During maintenance, all open ports and fittings should be capped to prevent moisture and contamination from being introduced.
The two most common types of cylinders used in aircraft gaseous oxygen systems are steel cylinders and composite cylinders. Steel cylinders can be divided into two categories: 3AA and 3HT cylinders.
DOT 3AA 1800 (3AA) cylinders are standard industrial size steel cylinders found mostly in older airplanes. They are being replaced with 3HT cylinders.
3HT cylinders are high-tensile steel cylinders. They have a thinner wall than 3AA cylinders, thereby affording a weight savings.
Even lighter than either of the steel cylinder types are composite cylinders. They are typically aluminum-lined cylinders with a Kevlar™ overwrap. Many airframe manufacturers are now either installing composite cylinders in their aircraft or offering them as an option due to the weight savings.
For the purpose of identification, letters and numbers are found around the neck of cylinders. The beginning letters are ’DOT’, which indicates Department of Transportation approval. This MUST be stamped on the cylinder or it may not be able to be commercially filled.
After DOT, there will be four numbers that identify the rated pressure of the cylinder — 2015 and 2216 are common. Following the rated pressure identification will be two numbers, followed by a letter that looks like an inverted capital ’A,’ then two more numbers. This is the cylinder’s date of manufacture. The first two numbers are the month and the last two are the year of manufacture. Although many oxygen servicing vales have filters incorporated in them, they should not be solely relied upon to control contaminants from entering the system.

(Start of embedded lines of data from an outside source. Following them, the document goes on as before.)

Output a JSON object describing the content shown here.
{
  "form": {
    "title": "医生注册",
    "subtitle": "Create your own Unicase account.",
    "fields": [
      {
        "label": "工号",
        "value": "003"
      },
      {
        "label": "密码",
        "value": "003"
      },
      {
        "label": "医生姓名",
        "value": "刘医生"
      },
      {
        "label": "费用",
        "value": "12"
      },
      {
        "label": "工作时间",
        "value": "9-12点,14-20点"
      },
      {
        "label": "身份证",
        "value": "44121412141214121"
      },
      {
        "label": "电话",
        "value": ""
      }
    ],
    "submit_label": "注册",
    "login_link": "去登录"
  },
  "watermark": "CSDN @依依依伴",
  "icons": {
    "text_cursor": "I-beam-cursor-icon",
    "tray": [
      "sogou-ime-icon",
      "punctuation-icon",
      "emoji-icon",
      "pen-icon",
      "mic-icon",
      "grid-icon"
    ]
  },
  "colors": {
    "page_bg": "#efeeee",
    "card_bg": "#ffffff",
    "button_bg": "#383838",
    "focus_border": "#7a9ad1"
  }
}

Oxygen cylinders are scheduled for hydrostatic testing on a regular basis. This testing is required by the DOT to ensure the continued safety of the cylinder. During a hydrostatic test, the cylinder is visually inspected for stress cracks and corrosion and is pressurized to 1.67 (5/3) times its rated pressure to ensure its continued ability for safe operation. The time frame for required hydrostatic inspection varies from cylinder to cylinder as follows:
3AA steel cylinders are required to be tested every five years and have an indefinite service life provided they meet service life requirements and inspection criteria.
3HT steel cylinders must be tested every three years and have a service life of 24 years, after which they must be destroyed.
Composite cylinders must be tested every three years and have a 15-year service life, after which they must be destroyed.
It is illegal to charge a cylinder if it is past its hydrostatic due date. Hydrostatic due dates are based on the most recent test date stamped on the cylinder. An important item to note is that the hydrostatic due date for new cylinders is based on the date of manufacture, not on the date of purchase or installation. Even though buying a new cylinder, it may have already lost a significant amount of time from the manufacturing date just sitting on a shelf.